Ed aveva ragione, anche se spesso non è nel modo in cui nessuno di noi si sarebbe aspettato. Quella sera, la vita stava tenendo loro un agguato, nascosta nelle fondamenta di una casa in fiamme.
 
Una settimana. Una settimana fu tutto quello che venne loro concesso.
 
Zayn era andato avanti a uccidere il suo corpo per mesi, sperando di essere visto, di essere tirato indietro e salvato. Non curandosi di come il suo dolore, la sua paura di perdere Louis, lo avrebbero infine portato alla sua distruzione fisica. La sua autodistruzione.

Le sue guance avevano anche potuto ricominciare a riempirsi, la sua pelle a lentamente riacquistare la lucentezza di un tempo, ma ciò che c’era sotto non poteva guarire così. Il cuore non poteva accontentarsi delle suppliche di Louis.
Le sue richieste di perdono non erano abbastanza per convincerlo a continuare a pompare il sangue nelle vene. Il cuore di Zayn era stanco e la felicità con cui stava ora straboccando non era un rimedio sufficientemente forte contro il sonno in cui era inevitabilmente scivolato.
 


Quando le prime luci dell’ottavo mattino li sorpresero a letto, Louis non avrebbe mai immaginato che da quel momento in poi avrebbe dovuto continuare a vivere per entrambi.
 
Tre infermieri arrivarono, chiamati da chissà chi, non aveva importanza, nulla più l’aveva. Entrarono in camera e trovarono i due uomini immobili, come in un dipinto.
 
Louis stava inginocchiato davanti al corpo di Zayn. Le mani posate, tutte e due, sul suo petto, come se stesse tenendo fermo un animaletto ferito.

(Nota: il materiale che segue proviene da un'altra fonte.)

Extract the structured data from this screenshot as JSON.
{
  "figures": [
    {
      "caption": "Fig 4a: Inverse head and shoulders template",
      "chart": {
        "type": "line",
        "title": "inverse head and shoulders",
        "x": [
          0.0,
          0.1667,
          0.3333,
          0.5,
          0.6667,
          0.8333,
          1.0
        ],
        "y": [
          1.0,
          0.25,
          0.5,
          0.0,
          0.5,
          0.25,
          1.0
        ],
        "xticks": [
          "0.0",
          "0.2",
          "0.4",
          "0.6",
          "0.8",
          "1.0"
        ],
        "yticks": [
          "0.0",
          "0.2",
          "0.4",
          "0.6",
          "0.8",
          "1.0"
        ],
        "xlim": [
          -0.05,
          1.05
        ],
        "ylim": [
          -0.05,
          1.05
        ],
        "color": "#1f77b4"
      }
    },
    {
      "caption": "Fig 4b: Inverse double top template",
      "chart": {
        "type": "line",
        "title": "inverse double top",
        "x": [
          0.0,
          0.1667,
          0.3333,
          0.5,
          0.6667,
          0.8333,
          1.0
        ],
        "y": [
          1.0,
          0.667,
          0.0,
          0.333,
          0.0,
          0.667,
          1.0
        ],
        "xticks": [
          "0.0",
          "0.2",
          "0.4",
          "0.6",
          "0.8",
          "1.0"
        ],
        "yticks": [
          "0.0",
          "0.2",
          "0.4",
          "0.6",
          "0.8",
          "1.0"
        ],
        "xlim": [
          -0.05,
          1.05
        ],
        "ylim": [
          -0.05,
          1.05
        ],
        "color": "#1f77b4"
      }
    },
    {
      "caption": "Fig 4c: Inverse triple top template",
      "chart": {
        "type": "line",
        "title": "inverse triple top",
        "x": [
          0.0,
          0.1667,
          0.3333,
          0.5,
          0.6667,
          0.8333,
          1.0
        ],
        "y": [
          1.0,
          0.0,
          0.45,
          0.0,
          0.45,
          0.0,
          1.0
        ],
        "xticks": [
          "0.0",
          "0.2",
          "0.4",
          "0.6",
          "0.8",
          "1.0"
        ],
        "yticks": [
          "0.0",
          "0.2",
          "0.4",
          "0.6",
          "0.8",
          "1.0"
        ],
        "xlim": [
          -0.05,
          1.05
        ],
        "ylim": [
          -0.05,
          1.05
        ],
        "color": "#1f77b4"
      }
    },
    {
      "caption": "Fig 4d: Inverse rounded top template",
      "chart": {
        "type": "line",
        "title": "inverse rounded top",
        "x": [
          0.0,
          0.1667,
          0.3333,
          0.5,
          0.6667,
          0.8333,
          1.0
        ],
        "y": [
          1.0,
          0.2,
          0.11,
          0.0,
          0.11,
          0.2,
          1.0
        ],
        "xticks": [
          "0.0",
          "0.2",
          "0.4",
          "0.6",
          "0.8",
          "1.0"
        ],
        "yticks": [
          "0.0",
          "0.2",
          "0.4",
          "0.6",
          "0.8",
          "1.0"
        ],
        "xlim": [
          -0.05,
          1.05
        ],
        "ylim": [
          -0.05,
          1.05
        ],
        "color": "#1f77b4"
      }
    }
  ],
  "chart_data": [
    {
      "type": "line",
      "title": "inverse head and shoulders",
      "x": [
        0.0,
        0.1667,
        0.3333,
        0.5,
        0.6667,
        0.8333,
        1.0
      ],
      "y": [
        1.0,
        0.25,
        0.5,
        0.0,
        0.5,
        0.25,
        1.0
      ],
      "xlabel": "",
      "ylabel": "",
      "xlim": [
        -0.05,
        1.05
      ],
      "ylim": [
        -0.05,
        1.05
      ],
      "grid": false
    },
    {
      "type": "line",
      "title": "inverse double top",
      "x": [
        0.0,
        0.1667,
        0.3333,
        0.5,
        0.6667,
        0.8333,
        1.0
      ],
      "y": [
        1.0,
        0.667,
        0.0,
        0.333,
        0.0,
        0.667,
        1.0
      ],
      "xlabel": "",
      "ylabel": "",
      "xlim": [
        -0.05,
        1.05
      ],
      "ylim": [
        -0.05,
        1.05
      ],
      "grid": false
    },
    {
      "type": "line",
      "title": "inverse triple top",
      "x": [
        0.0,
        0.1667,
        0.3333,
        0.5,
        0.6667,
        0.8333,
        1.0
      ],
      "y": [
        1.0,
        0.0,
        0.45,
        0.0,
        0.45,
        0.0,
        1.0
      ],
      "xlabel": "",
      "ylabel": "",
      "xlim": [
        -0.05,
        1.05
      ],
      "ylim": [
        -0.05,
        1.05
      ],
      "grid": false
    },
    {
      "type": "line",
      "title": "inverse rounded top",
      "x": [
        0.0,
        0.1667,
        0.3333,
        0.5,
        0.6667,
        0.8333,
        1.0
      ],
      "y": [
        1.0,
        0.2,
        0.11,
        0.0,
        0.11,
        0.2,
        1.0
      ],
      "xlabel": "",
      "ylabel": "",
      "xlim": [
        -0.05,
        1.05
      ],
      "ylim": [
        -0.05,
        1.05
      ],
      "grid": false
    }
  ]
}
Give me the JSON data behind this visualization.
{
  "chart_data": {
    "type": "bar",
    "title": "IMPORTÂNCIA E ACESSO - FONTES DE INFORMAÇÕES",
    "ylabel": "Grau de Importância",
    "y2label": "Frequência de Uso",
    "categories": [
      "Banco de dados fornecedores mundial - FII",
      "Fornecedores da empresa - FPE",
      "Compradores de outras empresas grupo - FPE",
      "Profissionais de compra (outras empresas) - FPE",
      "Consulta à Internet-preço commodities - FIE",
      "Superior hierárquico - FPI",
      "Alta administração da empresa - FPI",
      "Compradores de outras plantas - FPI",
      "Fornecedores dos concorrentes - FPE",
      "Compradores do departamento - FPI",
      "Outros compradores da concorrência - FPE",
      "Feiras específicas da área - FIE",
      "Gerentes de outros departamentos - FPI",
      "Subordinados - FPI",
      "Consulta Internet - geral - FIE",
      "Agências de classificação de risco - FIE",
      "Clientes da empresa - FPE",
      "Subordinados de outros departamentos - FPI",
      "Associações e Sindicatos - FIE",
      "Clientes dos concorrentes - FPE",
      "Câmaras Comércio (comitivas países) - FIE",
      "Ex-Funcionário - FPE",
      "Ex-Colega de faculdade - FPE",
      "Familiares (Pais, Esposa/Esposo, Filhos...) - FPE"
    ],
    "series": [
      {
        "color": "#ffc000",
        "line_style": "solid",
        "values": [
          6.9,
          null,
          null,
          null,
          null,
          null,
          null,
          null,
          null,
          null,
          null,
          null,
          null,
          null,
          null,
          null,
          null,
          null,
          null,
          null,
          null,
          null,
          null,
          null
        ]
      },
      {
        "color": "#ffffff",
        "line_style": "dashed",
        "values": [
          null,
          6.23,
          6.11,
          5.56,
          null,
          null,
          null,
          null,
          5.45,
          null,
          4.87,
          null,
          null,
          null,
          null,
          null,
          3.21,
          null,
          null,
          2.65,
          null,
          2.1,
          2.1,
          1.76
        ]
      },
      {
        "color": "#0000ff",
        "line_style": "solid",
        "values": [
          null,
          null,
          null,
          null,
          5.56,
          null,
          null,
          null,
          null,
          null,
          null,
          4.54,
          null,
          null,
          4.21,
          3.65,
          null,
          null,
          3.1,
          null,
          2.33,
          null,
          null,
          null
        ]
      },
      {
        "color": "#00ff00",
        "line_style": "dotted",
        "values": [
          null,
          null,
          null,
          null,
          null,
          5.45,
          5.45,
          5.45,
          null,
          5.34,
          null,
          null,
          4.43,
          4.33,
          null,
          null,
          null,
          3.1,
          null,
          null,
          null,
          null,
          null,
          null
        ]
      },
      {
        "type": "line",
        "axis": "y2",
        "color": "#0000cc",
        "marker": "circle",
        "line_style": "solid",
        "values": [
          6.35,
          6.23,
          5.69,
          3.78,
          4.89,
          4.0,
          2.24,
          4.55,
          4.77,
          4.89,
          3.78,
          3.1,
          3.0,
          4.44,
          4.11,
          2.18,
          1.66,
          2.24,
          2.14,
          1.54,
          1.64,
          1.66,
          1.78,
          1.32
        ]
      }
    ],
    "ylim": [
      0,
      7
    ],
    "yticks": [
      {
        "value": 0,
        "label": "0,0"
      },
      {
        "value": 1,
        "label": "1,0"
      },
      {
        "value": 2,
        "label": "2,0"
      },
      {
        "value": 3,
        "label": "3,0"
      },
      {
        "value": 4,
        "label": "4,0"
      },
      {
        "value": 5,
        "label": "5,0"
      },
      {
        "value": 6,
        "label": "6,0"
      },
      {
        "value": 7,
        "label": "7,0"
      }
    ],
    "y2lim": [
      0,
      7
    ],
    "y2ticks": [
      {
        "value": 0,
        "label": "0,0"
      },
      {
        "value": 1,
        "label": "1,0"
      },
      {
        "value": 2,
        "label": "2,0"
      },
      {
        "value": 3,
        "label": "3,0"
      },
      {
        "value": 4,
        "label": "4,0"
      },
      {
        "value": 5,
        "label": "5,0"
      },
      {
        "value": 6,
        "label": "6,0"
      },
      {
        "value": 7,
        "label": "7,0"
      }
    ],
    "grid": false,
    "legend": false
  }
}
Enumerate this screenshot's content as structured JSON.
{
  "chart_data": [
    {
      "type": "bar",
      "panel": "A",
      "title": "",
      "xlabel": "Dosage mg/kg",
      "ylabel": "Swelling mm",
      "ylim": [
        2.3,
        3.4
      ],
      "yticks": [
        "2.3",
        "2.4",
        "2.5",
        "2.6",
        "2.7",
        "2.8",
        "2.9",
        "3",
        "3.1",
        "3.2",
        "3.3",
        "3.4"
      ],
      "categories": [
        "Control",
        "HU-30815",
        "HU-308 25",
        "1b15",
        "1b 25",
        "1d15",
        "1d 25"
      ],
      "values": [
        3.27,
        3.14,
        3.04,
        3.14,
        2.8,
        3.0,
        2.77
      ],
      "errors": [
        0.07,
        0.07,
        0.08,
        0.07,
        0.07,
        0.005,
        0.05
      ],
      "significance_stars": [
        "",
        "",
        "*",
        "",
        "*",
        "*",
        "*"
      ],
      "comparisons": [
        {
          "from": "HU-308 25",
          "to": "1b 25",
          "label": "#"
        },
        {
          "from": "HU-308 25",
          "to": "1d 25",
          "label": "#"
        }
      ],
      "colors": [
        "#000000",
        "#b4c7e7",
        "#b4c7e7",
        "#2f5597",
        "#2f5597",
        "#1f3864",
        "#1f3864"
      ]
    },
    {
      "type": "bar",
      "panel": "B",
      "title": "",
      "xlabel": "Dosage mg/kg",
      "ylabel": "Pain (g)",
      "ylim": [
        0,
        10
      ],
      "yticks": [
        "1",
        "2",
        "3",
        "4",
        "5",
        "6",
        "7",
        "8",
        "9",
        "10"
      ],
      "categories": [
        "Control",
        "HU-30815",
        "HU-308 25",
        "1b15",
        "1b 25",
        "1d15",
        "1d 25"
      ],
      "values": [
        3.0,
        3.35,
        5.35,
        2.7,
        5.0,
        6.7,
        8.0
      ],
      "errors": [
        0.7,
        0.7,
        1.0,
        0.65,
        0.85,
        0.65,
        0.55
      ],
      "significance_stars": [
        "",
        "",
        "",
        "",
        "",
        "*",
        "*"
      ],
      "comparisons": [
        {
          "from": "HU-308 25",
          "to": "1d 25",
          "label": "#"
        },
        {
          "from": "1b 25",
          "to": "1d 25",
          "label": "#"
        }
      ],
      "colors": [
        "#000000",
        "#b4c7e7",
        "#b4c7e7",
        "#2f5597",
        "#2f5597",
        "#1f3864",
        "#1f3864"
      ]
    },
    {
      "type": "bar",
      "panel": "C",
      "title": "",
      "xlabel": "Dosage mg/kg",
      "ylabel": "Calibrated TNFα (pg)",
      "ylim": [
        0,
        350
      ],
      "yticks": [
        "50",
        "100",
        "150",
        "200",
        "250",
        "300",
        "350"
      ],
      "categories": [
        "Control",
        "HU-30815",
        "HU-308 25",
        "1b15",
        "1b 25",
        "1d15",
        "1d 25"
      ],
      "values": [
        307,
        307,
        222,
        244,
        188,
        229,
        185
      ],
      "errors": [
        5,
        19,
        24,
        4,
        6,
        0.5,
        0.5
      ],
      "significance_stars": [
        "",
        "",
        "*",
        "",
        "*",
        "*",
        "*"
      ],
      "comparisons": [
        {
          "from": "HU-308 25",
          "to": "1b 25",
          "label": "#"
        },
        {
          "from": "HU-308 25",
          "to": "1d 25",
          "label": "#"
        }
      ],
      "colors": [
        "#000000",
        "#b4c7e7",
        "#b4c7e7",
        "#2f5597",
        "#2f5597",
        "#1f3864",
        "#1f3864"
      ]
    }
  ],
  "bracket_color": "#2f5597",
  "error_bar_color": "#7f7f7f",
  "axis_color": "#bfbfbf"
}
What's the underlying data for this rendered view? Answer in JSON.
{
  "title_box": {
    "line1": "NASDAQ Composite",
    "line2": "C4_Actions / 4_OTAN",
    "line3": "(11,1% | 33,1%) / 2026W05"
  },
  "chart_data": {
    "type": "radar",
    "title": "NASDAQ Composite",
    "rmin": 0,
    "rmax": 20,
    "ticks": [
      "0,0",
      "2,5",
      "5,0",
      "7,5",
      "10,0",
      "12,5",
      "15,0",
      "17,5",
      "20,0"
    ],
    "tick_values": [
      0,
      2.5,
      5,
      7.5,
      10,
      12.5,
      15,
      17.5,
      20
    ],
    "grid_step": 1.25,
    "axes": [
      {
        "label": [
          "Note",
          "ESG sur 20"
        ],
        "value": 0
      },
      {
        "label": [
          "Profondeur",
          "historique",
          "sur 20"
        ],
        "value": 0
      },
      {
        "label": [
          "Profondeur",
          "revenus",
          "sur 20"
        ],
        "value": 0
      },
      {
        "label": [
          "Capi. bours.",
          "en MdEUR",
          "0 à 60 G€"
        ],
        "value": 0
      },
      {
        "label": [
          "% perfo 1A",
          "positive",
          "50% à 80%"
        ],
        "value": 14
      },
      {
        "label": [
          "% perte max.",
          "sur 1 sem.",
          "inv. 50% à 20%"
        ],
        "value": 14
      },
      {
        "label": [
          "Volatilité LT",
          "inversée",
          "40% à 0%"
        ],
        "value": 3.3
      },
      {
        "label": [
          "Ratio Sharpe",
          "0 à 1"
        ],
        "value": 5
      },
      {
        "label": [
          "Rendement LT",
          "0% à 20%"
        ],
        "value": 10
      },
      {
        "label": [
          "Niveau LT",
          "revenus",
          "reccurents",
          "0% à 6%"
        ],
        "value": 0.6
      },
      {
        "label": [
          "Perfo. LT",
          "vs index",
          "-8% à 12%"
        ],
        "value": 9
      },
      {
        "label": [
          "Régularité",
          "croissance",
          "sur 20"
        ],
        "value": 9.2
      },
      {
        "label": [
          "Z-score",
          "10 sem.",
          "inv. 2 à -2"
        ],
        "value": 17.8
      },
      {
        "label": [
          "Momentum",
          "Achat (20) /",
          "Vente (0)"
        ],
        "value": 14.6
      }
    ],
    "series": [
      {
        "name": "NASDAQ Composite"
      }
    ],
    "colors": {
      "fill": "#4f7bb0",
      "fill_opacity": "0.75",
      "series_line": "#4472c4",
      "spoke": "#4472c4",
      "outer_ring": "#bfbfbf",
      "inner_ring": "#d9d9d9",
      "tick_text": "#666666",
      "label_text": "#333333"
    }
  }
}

Forse gli stava dicendo qualcosa, ma gli infermieri non potevano sentire, erano cose soltanto per lui.
 
Quello strano istinto poi di prendergli le mani e ricomporle, le dita ordinate, i palmi rigirati in modo che fossero di nuovo le sue mani belle, eleganti. Mani che così tanti microfoni avevano stretto, e pennelli, e libri, e pagine di giornali.
 
Quello strano bisogno di correggere le piccole imperfezioni, quando ormai è tardi per fermare l’enormità di un destino ingiusto.
 
Ma forse era solo un automatismo, una cosa tra loro due, una tenerezza inevitabile. Louis, che di tenerezza non ne era mai stata capace.
 
Louis lo stava ancora fissando, ma Zayn non era più Zayn. Quando gli infermieri osarono fare un passo avanti e guardarlo, il suo bel volto non era che una maschera grottesca del dolore che se lo era portato via.
 
Così ecco quello che Louis stava cercando di fare tenendogli le mani sul petto in quel modo. Louis voleva fermare il suo corpo, prima che se ne andasse via del tutto.
 
La sua vita, quella se n’era già andata, troppo veloce per la lentezza dei loro passi e l’indecisione dei loro cuori.